The Laws of Thermodynamics: A Very Short IntroductionThe Laws of Thermodynamics: A Very Short Introduction by Peter Atkins
My rating: 4 of 5 stars Page

This book succeeds in systematically exploring the topic, but it fails to do so in a readable fashion for a non-expert reader who’s looking for a rudimentary grasp of the basics. It’s true that the topic is complex and challenging (as the author argues up front,) but I don’t believe the book’s daunting nature all lands on the subject matter. I’ve read up on other difficult topics using this series (VSI,) and found some books much more approachable.

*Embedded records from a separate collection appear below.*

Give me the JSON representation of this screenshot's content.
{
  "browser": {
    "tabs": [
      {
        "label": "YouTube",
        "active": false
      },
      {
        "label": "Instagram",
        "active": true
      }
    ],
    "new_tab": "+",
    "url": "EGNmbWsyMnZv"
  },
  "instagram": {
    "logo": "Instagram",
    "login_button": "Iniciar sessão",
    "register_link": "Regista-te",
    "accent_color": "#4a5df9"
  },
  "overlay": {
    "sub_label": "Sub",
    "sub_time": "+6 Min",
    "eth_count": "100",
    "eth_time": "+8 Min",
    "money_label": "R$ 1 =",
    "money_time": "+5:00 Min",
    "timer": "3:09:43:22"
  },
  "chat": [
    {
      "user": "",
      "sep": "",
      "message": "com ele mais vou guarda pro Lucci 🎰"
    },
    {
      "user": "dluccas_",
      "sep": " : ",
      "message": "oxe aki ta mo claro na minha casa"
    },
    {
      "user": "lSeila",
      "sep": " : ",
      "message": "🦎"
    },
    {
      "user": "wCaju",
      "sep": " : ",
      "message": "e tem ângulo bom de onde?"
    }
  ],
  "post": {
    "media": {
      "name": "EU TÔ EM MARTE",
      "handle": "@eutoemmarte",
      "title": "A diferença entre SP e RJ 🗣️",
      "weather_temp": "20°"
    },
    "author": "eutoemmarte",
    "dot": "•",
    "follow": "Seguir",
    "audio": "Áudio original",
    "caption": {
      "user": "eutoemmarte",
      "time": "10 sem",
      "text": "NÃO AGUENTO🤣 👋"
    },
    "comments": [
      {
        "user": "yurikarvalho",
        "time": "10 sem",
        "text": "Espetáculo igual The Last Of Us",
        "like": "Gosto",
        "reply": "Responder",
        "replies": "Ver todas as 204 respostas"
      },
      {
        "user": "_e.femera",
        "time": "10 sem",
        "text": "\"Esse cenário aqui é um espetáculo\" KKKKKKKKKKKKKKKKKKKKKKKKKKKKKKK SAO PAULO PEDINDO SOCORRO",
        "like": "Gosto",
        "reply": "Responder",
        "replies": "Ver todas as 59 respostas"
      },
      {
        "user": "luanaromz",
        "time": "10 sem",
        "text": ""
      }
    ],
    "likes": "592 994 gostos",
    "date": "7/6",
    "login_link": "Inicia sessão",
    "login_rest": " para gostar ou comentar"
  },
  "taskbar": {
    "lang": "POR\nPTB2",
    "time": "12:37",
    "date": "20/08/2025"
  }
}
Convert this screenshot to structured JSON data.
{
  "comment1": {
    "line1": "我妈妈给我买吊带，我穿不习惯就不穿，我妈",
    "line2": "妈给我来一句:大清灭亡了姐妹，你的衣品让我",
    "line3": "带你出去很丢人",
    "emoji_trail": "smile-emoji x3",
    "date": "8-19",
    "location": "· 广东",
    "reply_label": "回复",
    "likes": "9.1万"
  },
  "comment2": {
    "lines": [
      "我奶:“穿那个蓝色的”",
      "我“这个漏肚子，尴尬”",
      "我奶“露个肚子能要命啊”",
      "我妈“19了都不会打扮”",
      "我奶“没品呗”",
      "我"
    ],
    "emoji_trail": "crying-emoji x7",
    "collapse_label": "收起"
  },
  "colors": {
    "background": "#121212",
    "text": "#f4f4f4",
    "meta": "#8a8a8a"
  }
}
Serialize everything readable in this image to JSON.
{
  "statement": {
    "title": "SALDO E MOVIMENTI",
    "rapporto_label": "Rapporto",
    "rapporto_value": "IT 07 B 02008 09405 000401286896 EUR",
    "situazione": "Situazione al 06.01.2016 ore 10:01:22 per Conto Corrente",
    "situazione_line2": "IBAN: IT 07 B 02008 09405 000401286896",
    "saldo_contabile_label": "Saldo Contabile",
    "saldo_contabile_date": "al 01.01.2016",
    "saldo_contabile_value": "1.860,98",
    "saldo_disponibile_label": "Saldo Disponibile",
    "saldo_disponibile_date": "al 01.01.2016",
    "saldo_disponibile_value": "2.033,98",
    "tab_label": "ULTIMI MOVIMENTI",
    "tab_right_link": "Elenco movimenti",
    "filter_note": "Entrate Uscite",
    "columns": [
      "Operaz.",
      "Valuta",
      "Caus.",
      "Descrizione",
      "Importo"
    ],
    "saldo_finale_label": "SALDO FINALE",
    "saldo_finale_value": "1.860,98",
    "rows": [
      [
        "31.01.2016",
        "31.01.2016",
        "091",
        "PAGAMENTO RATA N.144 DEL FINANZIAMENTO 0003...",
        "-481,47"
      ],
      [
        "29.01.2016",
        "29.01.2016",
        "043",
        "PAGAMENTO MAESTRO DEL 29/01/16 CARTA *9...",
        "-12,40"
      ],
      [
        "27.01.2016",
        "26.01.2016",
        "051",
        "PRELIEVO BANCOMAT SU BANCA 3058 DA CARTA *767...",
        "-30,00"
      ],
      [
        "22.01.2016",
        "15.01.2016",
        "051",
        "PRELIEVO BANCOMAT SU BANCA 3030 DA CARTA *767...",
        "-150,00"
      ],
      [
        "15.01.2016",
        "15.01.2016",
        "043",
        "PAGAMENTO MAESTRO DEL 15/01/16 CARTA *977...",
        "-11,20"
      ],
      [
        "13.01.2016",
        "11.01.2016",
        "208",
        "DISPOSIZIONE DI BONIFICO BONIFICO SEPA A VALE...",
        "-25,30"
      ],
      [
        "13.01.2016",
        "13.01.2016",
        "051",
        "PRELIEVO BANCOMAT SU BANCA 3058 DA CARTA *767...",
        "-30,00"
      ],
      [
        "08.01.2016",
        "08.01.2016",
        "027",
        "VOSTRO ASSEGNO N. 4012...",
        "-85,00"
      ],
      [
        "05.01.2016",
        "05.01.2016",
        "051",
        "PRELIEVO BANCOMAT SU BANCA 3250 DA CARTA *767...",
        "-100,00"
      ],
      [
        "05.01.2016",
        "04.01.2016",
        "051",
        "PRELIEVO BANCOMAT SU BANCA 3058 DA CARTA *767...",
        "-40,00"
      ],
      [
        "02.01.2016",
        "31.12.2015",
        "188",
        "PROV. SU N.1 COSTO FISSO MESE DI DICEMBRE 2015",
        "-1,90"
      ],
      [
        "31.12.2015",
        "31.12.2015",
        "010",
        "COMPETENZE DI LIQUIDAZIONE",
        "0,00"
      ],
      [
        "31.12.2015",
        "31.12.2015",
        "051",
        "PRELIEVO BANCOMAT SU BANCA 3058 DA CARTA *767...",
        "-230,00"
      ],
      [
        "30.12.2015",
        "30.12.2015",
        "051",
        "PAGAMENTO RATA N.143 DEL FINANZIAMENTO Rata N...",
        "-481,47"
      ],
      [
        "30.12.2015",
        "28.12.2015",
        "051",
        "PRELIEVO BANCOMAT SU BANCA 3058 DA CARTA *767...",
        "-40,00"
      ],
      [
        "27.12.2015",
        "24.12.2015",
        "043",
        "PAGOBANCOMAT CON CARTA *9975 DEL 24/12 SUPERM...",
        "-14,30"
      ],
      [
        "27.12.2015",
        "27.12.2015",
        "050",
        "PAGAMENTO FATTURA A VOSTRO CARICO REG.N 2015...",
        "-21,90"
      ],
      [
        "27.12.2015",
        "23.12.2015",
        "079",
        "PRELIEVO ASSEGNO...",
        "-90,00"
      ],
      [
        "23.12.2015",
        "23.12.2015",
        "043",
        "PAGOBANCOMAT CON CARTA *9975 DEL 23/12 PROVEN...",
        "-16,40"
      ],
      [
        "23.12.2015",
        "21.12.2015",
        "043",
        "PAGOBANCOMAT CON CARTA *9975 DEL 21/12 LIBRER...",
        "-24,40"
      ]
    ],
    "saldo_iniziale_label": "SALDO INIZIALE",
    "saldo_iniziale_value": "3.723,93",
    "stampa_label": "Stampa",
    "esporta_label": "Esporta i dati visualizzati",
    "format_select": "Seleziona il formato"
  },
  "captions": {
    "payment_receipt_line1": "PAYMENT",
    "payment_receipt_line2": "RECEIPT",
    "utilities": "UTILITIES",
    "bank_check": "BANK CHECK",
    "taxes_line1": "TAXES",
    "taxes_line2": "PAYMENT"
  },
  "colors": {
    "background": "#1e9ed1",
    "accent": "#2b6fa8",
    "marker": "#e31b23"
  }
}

The main problem was a lack of clarity (versus precision) in the language. In other words, the author didn’t want to oversimplify or use analogies, even though those are what’s needed for a neophyte reader to build an intuitively grasp a subject. For example, while the chapters are nicely organized by the laws of thermodynamic and presented in their usual order, there’s no quick and dirty definition of the respective law given at the beginning of each chapter. A simplified definition (incomplete and imperfect as it might be) would allow the reader to gain a basic intuition of the concept. Then, the reader can tweak and expand the concept as they go. But that’s not the approach taken here. Instead, several paragraphs are taken to get around to a statement of the law in question. There was also a lack of analogies and other tools to help the reader gain a foothold based upon what they know. I suspect these tools were avoided because they are all incorrect at some level of precision, and it was the scholarly fear of imprecision that resulted in their teaching effectiveness being abandoned.

This is a great guide for people who think mathematically and / or who are looking for a quick refresher of ideas they once knew. For those who don’t have a background in science and who need verbal explanations that make an effort to be comprehensible, it’s probably not the best one can do.